Even within a single country there can be simultaneously cause for hearty cheer and cause for deep concern as some publishers embrace the digital advantage while others wear their never-digital credentials like a badge of honour.
While it’s still premature to speak too confidently of a post-pandemic publishing market there are indications the world is perhaps over the worst, although the spring of 2022 may yet shatter those hopes.
As we see in South Asia right now, major events including the Kolkata International Book Fair, the New Delhi World Book Fair, the Chennai Book Fair (these three events alone attracting five million visitors between them in good years) and the Bangladesh Ekushey Boi Mela are all in postponement phase.
But with the 2021 Frankfurt, Sharjah and Guadalajara events behind us, a successful Karachi International Book Fair in Pakistan already this year, the Cairo International Book Fair set to go ahead in Egypt, and Bologna ’22 and London ’22 seemingly on course to at least happen, if not match past historic incarnations, there is renewed cause for optimism.
And optimism is what shines through from International Publishers Association Vice President Karine Pansa, who coincidentally is Director of the Brazilian Book Chamber (CBL) and also in line to succeed Bodour Al Qasimi as President of the IPA in 2023.
So Pansa’s words are worth special consideration when we evaluate a report from Brazil’s international trade promotion body Brazilian Publishers this past week (just before the latest stunning Nielsen figures from Brazil), reflecting on the state of publishing globally, and in relation to the world’s sixth largest country by internet users (149 million people online).
It is a period of adaptation and resilience. The publishing sector in several countries has grown in terms of the number of businesses and there has also been an effective recovery in book sales since last year … I see the global market heated up as a whole, we had drops and then expressive recoveries.
Pointing out the “importance of digital in the recovery of the post-pandemic publishing market” Pansa cites the IPA’s survey “From response to recovery”, which per the Brazilian Publishers report “measures the impact of Covid-19 on the world’s publishing industry”, and the “International Sustainable Publishing and Industry Resilience Plan (InSPIRe)”.
To borrow Brazilian Publishers’ succinct assessment:
Both (initiatives) have confirmed that in societies in which the industry and the internet model were already better developed and prepared in relation to market technologies, such as the use of e-commerce, e-book, and audiobook, the market was able to catch up and recover much faster than in places where these tools were little used.
That of course also being a theme covered and still being treated here at TNPS, where I continue to explore the divergent pathways and consequences of the two publishing strategies.
On Brazil, Pansa notes:
I believe that after two years, we have a market that has managed to adapt as a whole, however, some regions still suffer from a lack of local development. I see this same situation in Brazil, which is such a big country and with such different regions. In more developed regions, the market recovery was much more expressive, and in less developed regions, this recovery is a little slower and gradual. So, we cannot talk about the growth of an entire market in global or national terms, but by regions.
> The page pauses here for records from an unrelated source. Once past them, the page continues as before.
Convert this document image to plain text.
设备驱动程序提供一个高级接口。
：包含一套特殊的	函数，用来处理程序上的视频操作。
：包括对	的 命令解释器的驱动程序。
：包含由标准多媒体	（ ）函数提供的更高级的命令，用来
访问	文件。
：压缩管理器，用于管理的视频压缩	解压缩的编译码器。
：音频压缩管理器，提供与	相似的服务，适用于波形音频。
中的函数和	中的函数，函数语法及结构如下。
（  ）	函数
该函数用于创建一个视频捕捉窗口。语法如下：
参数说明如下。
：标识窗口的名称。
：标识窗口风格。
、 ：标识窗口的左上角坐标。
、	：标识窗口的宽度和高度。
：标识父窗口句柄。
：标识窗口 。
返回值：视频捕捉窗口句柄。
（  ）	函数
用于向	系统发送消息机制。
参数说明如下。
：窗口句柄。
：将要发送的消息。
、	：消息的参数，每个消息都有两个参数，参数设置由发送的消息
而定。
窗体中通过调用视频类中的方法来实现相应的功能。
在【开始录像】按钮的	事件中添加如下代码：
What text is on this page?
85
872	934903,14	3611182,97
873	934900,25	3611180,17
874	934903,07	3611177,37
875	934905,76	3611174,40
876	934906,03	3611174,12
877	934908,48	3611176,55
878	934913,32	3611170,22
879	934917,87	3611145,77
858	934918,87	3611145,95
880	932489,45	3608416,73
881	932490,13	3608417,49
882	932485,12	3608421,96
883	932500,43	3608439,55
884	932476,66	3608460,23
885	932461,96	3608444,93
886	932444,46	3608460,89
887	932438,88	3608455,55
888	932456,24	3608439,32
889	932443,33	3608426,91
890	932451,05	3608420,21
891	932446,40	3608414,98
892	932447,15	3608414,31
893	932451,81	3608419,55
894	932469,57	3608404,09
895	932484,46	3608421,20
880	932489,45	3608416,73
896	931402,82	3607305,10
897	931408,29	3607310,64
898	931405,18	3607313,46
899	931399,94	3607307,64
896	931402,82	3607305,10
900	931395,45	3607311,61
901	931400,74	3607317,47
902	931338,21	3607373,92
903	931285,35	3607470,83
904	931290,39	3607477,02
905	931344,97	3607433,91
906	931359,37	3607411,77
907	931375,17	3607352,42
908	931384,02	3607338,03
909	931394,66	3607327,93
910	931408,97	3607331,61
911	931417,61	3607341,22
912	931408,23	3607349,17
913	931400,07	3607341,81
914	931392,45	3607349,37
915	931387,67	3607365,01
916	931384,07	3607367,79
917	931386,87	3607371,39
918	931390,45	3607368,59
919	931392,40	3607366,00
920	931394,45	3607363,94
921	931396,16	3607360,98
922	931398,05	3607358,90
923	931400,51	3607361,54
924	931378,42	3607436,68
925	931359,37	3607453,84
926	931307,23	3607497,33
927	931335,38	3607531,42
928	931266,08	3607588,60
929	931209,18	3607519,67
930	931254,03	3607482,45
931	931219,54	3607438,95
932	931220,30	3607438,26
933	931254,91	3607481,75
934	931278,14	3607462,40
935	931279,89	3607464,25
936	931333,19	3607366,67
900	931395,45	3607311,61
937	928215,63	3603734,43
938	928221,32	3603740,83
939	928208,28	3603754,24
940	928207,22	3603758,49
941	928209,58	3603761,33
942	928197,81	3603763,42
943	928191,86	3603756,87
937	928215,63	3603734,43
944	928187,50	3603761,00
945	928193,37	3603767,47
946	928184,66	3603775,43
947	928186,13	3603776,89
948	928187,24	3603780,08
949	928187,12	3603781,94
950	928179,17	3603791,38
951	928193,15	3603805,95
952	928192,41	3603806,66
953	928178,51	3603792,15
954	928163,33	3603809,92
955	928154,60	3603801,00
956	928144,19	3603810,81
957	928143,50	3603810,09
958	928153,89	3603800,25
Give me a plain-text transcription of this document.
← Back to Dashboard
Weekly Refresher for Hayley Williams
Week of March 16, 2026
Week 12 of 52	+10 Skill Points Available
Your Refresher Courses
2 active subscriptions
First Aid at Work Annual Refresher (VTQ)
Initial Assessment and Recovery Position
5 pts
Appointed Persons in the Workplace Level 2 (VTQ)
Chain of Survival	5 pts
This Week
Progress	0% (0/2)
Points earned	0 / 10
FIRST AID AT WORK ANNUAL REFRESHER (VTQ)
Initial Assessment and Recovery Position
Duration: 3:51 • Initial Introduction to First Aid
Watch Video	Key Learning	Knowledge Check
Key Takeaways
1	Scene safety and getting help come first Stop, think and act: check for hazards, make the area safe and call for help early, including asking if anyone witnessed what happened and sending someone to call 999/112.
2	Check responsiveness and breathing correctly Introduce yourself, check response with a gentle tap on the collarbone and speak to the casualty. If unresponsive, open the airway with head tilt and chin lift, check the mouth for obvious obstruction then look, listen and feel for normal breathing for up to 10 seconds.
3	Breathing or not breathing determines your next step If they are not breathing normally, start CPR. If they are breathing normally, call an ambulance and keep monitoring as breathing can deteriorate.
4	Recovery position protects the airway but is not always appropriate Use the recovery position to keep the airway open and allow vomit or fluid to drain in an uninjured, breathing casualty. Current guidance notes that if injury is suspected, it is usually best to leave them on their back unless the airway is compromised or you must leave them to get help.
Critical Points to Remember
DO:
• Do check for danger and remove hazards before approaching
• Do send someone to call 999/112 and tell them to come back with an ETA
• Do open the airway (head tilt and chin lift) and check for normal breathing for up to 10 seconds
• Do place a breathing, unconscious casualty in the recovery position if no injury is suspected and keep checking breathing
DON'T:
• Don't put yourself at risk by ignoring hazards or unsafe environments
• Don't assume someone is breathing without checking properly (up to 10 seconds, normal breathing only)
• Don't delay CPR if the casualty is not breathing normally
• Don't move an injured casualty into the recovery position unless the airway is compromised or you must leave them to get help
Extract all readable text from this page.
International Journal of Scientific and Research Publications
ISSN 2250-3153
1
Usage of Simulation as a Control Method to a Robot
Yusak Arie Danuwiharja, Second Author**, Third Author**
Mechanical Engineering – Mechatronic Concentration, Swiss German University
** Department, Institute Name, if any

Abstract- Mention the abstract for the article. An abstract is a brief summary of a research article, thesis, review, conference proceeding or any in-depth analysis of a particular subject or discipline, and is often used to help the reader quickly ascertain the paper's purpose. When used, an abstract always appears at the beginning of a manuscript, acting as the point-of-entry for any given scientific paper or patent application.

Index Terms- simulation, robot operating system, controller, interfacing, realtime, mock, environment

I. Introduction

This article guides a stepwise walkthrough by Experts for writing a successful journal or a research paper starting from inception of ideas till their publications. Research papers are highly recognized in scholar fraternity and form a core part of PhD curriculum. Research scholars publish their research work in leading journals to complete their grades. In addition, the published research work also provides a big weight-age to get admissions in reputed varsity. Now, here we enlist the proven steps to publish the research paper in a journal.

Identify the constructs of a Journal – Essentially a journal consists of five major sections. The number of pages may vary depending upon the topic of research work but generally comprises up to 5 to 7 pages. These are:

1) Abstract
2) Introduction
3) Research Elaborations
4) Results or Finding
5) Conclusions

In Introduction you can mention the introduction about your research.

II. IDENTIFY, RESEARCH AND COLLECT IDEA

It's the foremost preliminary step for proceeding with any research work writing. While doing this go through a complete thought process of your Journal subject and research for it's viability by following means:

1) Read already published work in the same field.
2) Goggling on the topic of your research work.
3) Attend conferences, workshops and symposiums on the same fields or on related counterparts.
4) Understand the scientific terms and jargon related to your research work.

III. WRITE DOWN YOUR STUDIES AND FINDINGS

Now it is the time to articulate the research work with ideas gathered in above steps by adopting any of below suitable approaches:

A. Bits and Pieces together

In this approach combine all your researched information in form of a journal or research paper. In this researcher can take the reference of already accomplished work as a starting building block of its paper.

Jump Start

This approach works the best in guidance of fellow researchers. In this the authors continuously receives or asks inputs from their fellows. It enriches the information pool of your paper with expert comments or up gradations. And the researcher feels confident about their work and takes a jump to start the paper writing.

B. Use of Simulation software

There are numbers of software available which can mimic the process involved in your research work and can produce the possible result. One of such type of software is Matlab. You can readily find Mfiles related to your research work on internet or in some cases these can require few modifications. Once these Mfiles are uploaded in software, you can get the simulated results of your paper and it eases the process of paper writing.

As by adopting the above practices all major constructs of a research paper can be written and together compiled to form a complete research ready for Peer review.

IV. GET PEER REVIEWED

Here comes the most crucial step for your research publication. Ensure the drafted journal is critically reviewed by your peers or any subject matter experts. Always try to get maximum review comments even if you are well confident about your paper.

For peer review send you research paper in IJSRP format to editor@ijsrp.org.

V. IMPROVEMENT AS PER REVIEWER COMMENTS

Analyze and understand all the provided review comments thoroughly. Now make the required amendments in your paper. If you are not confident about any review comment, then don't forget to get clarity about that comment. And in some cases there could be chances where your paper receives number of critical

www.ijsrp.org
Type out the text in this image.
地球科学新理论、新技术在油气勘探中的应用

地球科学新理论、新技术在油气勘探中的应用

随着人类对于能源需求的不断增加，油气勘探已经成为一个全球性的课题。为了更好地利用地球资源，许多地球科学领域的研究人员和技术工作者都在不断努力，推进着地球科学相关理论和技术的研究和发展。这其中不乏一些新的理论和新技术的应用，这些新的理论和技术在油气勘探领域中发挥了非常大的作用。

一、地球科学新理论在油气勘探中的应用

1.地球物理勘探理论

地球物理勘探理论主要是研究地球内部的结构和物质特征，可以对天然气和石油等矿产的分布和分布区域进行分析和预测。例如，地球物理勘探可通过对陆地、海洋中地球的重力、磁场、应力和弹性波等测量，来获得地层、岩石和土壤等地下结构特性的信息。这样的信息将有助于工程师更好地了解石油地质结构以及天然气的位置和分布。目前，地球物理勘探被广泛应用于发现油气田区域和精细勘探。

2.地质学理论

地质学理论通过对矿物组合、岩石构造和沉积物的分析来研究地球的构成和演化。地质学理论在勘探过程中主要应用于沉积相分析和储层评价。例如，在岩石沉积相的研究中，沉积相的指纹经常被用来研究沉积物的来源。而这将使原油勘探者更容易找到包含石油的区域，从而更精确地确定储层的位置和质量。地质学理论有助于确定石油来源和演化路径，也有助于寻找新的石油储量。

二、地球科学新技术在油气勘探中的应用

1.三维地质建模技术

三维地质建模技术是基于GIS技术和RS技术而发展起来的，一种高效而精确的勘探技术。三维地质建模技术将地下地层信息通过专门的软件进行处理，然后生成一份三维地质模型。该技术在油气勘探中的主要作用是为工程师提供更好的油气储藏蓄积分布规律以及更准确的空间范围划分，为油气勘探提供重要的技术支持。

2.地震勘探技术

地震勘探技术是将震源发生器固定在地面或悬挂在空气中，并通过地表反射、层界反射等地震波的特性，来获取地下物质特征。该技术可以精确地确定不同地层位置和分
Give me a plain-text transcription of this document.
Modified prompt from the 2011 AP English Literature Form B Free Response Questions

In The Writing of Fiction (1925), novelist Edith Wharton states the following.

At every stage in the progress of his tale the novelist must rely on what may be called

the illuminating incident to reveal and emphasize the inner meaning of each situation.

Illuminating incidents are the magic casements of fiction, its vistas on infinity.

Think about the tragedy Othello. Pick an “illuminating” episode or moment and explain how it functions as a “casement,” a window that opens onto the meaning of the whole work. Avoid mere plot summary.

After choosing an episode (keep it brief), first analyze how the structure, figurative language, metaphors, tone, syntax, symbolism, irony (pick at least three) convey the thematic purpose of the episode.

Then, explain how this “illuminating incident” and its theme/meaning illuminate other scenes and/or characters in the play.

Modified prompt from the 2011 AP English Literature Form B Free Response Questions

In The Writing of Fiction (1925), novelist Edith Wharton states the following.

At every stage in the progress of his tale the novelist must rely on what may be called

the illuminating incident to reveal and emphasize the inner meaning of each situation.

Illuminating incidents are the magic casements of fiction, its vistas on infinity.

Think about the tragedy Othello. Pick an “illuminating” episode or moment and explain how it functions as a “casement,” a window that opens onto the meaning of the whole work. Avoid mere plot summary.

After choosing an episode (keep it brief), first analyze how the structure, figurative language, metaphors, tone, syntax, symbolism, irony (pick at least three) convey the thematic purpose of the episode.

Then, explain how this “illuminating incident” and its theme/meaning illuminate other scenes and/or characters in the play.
One need only to look at TNPS coverage of how the India market is playing out –
– to see how even within a single country there can be simultaneously cause for hearty cheer and cause for deep concern as some publishers embrace the digital advantage while others wear their never-digital credentials like a badge of honour.
Brazilian Publishers Executive Manager Fernanda Dantas, discussing how Brazil publishing fared on the international stage, said:
Last year we already had a significant recovery. For 2022, we expect this growth to be even better, with the return of face-to-face activities and the adaptation of publishers to digital.
Dantas talks of “a reheating of the global book market”, with estimates indicating that the 56 publishers participating in the Brazilian Publishers Programme closed the year with approximately US $600,000 in book sales and US $450,000 in copyright and services. The estimated result shows good growth when compared to 2020, which in total moved only USD 636,000.
Just as I was about to post this the domestic numbers for Brazil came in, via the trade journal PublishNews, and the report from Nielsen and the National Union of Book Publishers (SNEL) is stunning.
Brazil’s publishers didn’t just ride out the Pandemic, but did do in style, with record revenue of BRL 2.2 billion ($403 million) from unit sales of 55 million, marking 29% growth in both revenue and volume.